Dog owner Patricia Marland of Rochester, New York, describes her terrier mix, Annie. "She's always mouthed my hand when she wanted to go out and scratched on the door to get back in. After a while, she began doing that when she'd see the cat waiting on the back porch to be let in or out."


Being the smart dog that she is, Annie uses a combination of her sense of touch, sight, hearing and possibly her sense of smell to get her needs met--and even those of her feline housemate. According to Marland, "I didn't train her to do this--she just did it on her own."

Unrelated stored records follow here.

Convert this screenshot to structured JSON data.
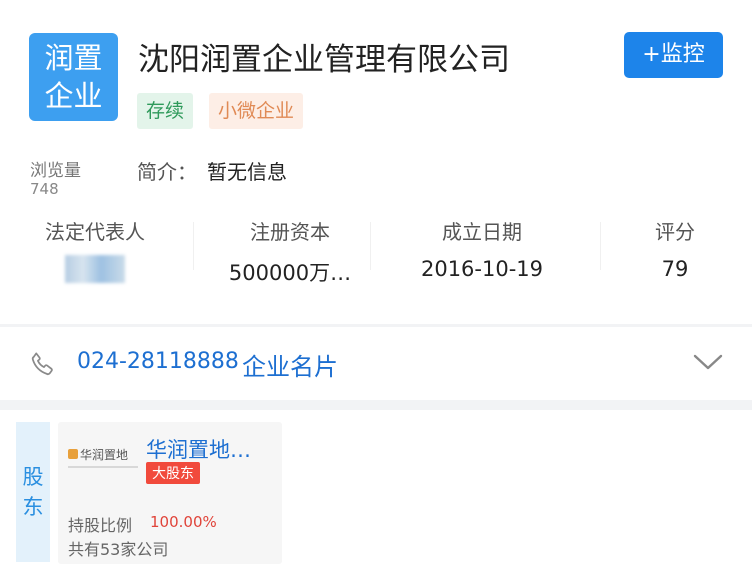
{
  "company": {
    "logo_line1": "润置",
    "logo_line2": "企业",
    "name": "沈阳润置企业管理有限公司",
    "status_tag": "存续",
    "scale_tag": "小微企业",
    "monitor_label": "+监控",
    "views_label": "浏览量",
    "views_count": "748",
    "intro_label": "简介：",
    "intro_value": "暂无信息"
  },
  "stats": {
    "legal_rep_label": "法定代表人",
    "capital_label": "注册资本",
    "capital_value": "500000万…",
    "date_label": "成立日期",
    "date_value": "2016-10-19",
    "score_label": "评分",
    "score_value": "79"
  },
  "contact": {
    "phone": "024-28118888",
    "business_card": "企业名片"
  },
  "shareholders": {
    "tab_line1": "股",
    "tab_line2": "东",
    "items": [
      {
        "logo_text": "华润置地",
        "name": "华润置地…",
        "badge": "大股东",
        "ratio_label": "持股比例",
        "ratio_value": "100.00%",
        "company_count": "共有53家公司"
      }
    ]
  },
  "colors": {
    "brand_blue": "#1d84ea",
    "logo_blue": "#3d9ff0",
    "link_blue": "#1d6fd1",
    "status_green": "#2f9a5b",
    "scale_orange": "#e08a55",
    "badge_red": "#f14a3c"
  }
}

To understand dogs and why they do what they do, you'll need to know how they use their senses to respond to their environment. Consider this: Dogs hear and smell things that humans completely miss, but did you know that they also have the ability to tell the difference in the fingerprints of identical twins?

According to Katherine Houpt, DVM, PhD, professor of physiology and animal behavior at Cornell University's College of Veterinary Medicine, it's not surprising, as dogs have a thousand times better sense of smell than do humans.

Sense of Smell. Many four-legged animals including dogs have a keen sense of smell and are macrosmatic, which means they have a greater level of olfactory function with a complex nose design, as well as a large olfactory lobe in the brain. The sense of smell is a dog's most highly-developed sense. Smells are a form of communication, a way to mark territory and a method of tracking friends and enemies.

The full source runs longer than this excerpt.